Anxiety
Practical CBT strategies to help you understand anxiety and take back control of your life.
Anxiety is your body's natural alarm system — designed to keep you safe. But sometimes that alarm gets stuck in the 'on' position, triggering intense fear and worry in situations that aren't actually dangerous. CBT is one of the most effective treatments for anxiety, offering practical tools to change the thoughts and behaviours that keep anxiety alive.
Signs & symptoms
- Persistent, excessive worry
- Physical symptoms: racing heart, sweating, trembling
- Feeling on edge or constantly tense
- Avoidance of situations that trigger anxiety
- Seeking reassurance repeatedly
- Difficulty sleeping
- Irritability or low tolerance for uncertainty
- Intrusive "what if" thoughts
- Difficulty concentrating
- Nausea or stomach problems
How CBT can help
CBT for anxiety targets the thinking patterns and safety behaviours that maintain fear. Together we'll examine the beliefs driving your anxiety — such as overestimating the likelihood or severity of feared outcomes — and test them against reality. Gradually, through structured exposure and behavioural experiments, you'll learn that anxiety is manageable and that feared outcomes are far less likely (and catastrophic) than anxiety suggests.
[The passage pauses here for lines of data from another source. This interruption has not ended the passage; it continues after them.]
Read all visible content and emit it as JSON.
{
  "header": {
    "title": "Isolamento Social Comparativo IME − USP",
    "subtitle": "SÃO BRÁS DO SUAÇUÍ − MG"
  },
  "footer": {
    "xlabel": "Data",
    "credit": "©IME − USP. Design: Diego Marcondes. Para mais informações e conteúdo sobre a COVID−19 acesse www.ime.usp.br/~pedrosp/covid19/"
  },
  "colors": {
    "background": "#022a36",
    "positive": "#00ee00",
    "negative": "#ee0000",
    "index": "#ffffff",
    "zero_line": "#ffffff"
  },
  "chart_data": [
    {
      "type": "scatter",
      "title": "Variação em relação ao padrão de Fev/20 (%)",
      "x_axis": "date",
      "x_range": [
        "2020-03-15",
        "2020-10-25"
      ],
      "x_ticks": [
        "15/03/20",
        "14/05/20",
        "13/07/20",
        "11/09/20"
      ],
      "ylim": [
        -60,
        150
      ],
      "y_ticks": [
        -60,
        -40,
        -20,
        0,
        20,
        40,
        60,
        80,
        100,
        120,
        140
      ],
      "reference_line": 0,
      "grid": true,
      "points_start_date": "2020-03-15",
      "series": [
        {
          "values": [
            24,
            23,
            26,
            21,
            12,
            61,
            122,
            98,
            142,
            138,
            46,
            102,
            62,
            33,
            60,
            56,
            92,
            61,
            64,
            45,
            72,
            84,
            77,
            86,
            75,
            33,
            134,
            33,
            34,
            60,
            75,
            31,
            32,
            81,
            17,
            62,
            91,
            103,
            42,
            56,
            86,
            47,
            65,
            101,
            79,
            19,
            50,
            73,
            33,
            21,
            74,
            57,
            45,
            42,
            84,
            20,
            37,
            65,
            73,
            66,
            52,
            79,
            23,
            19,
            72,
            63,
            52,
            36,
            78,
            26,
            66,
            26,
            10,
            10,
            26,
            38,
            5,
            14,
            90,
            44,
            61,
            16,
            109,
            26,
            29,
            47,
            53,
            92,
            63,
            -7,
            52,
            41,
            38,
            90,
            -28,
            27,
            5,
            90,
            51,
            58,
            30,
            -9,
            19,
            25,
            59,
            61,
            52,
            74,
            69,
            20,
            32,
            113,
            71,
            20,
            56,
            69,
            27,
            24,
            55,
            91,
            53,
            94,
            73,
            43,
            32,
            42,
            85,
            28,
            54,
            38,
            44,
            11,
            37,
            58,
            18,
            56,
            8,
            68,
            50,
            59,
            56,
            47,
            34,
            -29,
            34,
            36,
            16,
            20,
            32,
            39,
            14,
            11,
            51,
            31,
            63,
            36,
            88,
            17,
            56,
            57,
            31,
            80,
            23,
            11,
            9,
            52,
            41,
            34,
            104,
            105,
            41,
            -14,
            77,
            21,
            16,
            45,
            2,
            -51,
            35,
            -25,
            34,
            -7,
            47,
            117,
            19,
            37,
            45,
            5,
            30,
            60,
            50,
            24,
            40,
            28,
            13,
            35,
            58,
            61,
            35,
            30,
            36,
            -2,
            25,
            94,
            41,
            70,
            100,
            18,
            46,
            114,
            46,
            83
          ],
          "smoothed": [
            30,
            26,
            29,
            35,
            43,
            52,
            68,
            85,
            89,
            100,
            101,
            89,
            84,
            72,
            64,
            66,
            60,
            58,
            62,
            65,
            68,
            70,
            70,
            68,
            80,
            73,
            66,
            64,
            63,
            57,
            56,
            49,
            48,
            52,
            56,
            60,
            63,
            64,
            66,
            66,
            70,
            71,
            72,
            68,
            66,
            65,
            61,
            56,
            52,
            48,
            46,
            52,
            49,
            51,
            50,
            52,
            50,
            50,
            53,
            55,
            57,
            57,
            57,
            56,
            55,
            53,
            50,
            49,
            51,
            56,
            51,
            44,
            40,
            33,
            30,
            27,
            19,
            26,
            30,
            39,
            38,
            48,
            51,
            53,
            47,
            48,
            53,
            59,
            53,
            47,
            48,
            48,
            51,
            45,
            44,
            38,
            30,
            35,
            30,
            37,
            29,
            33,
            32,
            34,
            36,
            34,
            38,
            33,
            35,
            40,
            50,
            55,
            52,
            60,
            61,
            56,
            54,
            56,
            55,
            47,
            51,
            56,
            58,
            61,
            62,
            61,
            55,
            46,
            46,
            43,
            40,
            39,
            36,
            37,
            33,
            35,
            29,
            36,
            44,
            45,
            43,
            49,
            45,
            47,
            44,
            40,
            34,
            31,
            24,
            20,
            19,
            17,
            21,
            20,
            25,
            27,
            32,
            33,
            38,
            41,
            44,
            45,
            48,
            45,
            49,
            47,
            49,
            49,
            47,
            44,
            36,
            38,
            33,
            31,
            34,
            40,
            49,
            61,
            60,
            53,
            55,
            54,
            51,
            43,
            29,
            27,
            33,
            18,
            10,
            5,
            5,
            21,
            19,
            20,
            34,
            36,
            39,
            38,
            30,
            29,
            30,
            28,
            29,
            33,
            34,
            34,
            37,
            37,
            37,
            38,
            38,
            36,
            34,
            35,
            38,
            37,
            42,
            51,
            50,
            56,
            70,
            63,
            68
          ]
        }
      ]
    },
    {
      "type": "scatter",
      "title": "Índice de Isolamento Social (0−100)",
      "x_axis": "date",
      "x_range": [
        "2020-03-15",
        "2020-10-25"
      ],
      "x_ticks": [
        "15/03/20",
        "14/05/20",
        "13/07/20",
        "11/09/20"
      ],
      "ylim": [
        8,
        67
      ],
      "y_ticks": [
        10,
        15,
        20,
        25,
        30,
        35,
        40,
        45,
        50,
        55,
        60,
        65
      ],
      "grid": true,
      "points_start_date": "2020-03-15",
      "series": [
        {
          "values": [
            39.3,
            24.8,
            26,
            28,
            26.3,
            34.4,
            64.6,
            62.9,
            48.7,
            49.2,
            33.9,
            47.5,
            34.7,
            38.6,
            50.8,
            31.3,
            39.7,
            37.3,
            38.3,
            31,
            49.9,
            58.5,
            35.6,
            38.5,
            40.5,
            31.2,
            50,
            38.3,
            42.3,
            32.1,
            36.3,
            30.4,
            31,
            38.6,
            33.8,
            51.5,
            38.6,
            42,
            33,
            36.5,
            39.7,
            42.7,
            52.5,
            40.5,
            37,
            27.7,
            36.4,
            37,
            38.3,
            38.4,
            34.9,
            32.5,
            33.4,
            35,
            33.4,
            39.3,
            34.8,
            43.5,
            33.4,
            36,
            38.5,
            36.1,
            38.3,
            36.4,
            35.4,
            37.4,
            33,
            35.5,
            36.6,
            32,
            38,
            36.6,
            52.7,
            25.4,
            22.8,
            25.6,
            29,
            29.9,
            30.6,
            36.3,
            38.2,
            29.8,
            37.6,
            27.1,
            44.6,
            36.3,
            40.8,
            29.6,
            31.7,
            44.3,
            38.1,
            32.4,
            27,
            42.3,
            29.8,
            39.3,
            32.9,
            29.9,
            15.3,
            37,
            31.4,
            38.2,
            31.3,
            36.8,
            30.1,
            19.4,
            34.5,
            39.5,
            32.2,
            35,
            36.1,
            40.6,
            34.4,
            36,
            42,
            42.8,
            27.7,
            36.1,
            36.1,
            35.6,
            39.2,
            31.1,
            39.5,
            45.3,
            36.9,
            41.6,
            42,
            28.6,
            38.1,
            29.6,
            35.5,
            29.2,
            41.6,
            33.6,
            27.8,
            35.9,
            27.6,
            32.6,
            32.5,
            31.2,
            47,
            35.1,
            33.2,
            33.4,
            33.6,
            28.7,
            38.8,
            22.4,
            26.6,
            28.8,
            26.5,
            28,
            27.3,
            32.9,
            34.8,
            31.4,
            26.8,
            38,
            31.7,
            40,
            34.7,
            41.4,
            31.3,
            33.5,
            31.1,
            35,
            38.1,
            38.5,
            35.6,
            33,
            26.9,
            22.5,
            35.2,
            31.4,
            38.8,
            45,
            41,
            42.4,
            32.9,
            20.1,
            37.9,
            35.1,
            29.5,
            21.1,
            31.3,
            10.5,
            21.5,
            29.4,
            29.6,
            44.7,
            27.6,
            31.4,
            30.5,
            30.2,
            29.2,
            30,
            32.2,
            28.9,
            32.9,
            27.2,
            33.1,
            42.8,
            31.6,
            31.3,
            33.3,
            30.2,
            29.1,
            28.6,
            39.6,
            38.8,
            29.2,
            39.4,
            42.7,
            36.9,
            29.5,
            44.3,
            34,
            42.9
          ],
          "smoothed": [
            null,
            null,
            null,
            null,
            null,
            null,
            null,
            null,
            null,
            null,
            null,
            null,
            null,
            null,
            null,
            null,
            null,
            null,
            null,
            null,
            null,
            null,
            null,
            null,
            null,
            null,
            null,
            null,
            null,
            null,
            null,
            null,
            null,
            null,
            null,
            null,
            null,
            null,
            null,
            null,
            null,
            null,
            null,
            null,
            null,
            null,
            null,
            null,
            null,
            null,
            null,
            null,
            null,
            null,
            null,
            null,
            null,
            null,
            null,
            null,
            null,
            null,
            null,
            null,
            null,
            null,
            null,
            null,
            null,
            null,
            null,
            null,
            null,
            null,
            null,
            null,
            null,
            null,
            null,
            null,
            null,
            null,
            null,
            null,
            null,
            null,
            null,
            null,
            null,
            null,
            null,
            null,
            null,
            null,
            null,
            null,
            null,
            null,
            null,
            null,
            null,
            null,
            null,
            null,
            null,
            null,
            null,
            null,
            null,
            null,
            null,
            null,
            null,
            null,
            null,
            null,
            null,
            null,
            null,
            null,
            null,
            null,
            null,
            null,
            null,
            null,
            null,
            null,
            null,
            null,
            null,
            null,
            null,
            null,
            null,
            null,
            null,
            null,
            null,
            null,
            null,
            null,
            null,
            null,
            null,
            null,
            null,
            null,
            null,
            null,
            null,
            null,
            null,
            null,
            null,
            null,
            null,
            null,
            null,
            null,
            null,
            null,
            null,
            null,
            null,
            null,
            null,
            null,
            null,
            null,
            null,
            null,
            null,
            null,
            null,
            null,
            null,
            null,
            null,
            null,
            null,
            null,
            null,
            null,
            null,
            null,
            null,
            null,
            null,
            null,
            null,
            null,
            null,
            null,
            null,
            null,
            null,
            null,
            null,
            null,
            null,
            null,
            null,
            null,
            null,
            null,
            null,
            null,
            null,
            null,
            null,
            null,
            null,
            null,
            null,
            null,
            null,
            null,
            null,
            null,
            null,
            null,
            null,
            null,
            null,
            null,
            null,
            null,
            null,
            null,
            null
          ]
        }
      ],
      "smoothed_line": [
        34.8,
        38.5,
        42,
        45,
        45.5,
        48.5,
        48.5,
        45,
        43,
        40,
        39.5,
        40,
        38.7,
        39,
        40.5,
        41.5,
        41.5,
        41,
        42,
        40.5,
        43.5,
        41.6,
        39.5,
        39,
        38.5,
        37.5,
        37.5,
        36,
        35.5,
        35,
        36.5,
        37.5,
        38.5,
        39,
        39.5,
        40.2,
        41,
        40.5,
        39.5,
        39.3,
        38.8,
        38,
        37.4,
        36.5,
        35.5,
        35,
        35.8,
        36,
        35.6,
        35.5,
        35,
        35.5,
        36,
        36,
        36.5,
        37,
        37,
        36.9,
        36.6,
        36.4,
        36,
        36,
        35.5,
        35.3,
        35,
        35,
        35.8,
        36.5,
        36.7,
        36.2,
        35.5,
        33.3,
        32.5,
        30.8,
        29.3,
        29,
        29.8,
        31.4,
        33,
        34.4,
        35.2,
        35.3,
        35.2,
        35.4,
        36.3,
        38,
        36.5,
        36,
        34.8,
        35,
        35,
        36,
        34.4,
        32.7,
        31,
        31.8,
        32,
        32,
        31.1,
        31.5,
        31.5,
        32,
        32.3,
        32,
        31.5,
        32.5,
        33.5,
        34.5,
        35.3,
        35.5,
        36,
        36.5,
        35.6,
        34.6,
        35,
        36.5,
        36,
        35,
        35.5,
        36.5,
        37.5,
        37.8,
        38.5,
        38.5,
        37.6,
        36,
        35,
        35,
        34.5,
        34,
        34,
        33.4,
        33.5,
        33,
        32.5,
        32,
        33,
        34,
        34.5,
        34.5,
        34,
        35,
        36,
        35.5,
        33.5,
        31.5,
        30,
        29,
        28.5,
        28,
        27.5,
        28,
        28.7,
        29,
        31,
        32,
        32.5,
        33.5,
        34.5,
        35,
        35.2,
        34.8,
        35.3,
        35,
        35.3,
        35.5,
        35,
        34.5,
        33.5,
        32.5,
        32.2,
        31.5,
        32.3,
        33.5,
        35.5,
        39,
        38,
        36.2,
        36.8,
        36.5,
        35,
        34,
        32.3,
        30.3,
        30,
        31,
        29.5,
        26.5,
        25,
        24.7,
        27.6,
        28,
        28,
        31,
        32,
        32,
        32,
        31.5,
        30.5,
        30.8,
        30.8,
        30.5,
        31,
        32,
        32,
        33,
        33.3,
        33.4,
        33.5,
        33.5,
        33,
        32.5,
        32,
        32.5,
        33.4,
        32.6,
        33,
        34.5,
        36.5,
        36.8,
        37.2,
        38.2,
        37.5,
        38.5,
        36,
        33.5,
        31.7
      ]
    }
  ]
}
- Identify and challenge anxious thoughts and catastrophic predictions
- Understand the role of avoidance and safety behaviours in keeping anxiety going
- Gradual, supported exposure to feared situations at your own pace
- Learn relaxation and breathing techniques to manage physical symptoms
- Develop a long-term toolkit to manage anxiety independently
Anxiety vs. normal worry
Everyone worries. Anxiety becomes a problem when it is excessive, difficult to control, causes significant distress, and interferes with daily life. If anxiety is stopping you from doing things you want to do — whether at work, in relationships, or socially — CBT can help you reclaim that lost ground.